The John Edwards for president campaign rolled into Missoula Montana yesterday, with Governor Brian Schweitzer introducing the candidate. Nearly 700 people showed up at the evening event held at the University of Montana. It's a rare event to have a presidential candidate from any party show up in Montana, which holds its primary in June of an election year, one of the last primaries in a presidential election season. But Governor Mitt Romeny has already visited the Montana at the state's republican convention last spring, and Governor Schweitzer's endorsement is viewed as a valuable commodity with western democrats on the move.

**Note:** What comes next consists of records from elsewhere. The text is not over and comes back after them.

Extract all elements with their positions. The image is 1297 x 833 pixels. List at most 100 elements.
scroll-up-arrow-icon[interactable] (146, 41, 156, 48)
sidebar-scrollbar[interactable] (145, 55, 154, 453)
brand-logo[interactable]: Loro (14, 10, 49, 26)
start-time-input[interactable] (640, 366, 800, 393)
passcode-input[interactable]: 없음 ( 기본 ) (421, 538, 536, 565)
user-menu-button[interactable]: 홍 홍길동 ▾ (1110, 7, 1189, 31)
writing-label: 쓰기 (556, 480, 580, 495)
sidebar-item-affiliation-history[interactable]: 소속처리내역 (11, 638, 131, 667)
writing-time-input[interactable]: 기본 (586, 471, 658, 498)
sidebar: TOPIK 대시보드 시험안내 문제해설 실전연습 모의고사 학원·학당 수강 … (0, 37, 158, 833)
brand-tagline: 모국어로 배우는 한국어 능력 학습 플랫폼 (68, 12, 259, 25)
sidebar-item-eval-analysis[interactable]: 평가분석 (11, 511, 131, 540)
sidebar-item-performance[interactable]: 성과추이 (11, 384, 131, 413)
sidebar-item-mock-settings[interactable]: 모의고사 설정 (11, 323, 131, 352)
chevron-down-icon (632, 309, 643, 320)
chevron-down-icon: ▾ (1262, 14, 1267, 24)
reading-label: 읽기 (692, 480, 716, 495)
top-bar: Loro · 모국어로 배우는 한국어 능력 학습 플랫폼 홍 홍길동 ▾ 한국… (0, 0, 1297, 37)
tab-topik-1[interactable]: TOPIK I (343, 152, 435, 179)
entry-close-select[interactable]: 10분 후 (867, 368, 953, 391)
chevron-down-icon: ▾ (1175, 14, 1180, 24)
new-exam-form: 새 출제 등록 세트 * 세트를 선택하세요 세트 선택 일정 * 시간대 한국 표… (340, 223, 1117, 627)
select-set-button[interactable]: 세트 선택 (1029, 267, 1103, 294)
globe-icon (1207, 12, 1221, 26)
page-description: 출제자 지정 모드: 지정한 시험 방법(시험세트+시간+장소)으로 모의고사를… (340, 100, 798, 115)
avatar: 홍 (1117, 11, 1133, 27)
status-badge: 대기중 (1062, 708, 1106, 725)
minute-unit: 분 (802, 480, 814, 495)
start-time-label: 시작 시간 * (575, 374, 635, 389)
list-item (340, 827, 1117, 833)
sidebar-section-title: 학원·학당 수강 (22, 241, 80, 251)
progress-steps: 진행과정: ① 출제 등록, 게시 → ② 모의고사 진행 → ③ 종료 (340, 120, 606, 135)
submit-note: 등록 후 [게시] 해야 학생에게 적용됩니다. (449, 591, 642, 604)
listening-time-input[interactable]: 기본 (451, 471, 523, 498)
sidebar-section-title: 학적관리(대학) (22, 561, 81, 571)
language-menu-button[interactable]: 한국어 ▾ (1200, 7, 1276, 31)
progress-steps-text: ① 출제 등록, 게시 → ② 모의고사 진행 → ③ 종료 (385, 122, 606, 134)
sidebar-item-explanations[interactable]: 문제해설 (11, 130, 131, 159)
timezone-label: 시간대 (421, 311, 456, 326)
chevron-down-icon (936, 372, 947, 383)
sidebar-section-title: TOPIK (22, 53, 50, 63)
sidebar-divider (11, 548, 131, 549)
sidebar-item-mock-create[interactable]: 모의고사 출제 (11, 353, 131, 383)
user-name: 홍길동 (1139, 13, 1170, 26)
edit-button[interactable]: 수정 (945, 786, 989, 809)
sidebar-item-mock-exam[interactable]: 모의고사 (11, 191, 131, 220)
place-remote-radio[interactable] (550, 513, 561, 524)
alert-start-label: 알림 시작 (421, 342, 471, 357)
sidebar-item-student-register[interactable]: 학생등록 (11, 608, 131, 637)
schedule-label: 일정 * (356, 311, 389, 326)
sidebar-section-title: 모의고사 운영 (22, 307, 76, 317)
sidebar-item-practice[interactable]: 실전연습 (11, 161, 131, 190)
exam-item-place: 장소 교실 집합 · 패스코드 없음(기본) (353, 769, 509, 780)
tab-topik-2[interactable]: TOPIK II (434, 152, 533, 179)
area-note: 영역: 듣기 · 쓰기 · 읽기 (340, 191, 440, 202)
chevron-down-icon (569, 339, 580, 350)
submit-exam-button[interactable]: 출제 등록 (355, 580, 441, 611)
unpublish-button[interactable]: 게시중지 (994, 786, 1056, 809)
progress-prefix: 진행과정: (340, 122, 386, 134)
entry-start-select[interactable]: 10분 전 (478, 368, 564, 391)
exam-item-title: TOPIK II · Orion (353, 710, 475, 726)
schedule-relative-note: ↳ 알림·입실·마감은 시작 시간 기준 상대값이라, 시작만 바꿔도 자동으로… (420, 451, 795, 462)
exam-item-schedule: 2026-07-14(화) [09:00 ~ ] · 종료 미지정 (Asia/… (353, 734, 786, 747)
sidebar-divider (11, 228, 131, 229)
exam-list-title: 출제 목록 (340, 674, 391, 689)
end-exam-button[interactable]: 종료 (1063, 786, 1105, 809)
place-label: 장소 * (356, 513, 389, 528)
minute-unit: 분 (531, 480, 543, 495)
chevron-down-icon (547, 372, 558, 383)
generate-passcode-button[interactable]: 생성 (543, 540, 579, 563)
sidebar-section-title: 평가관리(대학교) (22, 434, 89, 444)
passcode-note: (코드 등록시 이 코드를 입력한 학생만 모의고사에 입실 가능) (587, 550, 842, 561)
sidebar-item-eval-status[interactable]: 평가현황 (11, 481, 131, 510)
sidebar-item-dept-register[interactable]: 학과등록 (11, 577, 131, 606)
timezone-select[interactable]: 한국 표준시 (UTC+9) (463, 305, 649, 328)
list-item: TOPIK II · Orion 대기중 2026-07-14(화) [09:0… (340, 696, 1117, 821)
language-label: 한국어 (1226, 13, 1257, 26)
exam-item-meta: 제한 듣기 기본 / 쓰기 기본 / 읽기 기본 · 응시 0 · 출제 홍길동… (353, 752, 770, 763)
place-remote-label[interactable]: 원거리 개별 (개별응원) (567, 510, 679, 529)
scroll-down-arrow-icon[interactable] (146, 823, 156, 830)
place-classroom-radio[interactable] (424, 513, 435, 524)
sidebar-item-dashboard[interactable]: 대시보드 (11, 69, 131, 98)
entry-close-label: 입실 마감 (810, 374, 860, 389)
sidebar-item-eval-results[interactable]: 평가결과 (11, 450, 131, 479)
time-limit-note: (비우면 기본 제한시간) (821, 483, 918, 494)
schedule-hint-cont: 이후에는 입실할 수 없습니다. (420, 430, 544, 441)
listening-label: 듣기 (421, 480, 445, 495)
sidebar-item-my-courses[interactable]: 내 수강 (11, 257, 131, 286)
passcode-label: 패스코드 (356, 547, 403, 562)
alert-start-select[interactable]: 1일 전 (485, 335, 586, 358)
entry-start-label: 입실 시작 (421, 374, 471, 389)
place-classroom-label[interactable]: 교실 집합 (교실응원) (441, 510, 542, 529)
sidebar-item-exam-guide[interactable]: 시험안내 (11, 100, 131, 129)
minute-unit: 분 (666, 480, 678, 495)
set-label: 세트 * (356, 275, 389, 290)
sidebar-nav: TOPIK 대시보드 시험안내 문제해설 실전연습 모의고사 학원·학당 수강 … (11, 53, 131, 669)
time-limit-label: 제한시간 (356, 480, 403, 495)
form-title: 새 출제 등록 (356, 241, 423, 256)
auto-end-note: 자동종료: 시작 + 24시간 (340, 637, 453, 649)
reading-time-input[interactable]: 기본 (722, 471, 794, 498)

Long viewed as "fly over country" Montana's three electoral votes have only gone for two democratic presidential candidates in the last fifty years; Bill Clinton in 1992 and Lyndon Johnson in 1964, although Michael Dukakis gave a good showing in 1988. Republican presidents and presidential candidates have made a point of stopping by much more frequently than democrats, and Dick Cheney has visited way too often from his neighboring home state of Wyoming. John Edwards is the first democratic candidate to visit since the the 1970s.
Matt Singer and Jay Stevens have more details at Left in the West. Singer also notes that Chris Cillizza of the Washington Post speculates on who will recieve Governor Schweitzer's endorsement, and why western governors are being courted much more avidly than in previous elections.
Govenor Schweitzer says that if he had to endorse today, it would be for fellow western governor Bill Richardson, a personal friend. But Schweitzer notes that he agrees with Edwards on the influence of lobbyists. More from Schweitzer in the Washington Post:
Edwards "says out loud what I say every day here" when it comes to the overpowering influence of lobbyists on the legislative processs. "Lobbyists are not the fourth branch of government," said Schweitzer. "They don't run the government, but they act like they do."
The Missoulian covers the event in detail here.
Some choice quotes from Edwards in the Missoulian article:
"No more secret prisons ... no more torture," he said.
Moments later, he said: "It's amazing I have to say that."
More on Iraq:
The war, he said, needs to end.
"We don't need a surge in Baghdad, we need a surge in New Orleans," he said after noting foreign news headlines that belittled the government's response to Hurricane Katrina.
Americans, he said, need to "be patriotic about something other than war."
Hopefully, this will not be the last visit of a democratic presidential candidate to Montana this election season, although it will be hard to win the state's three electoral votes. But with Howard Dean's fifty state strategy, at least we will not give up without a fight!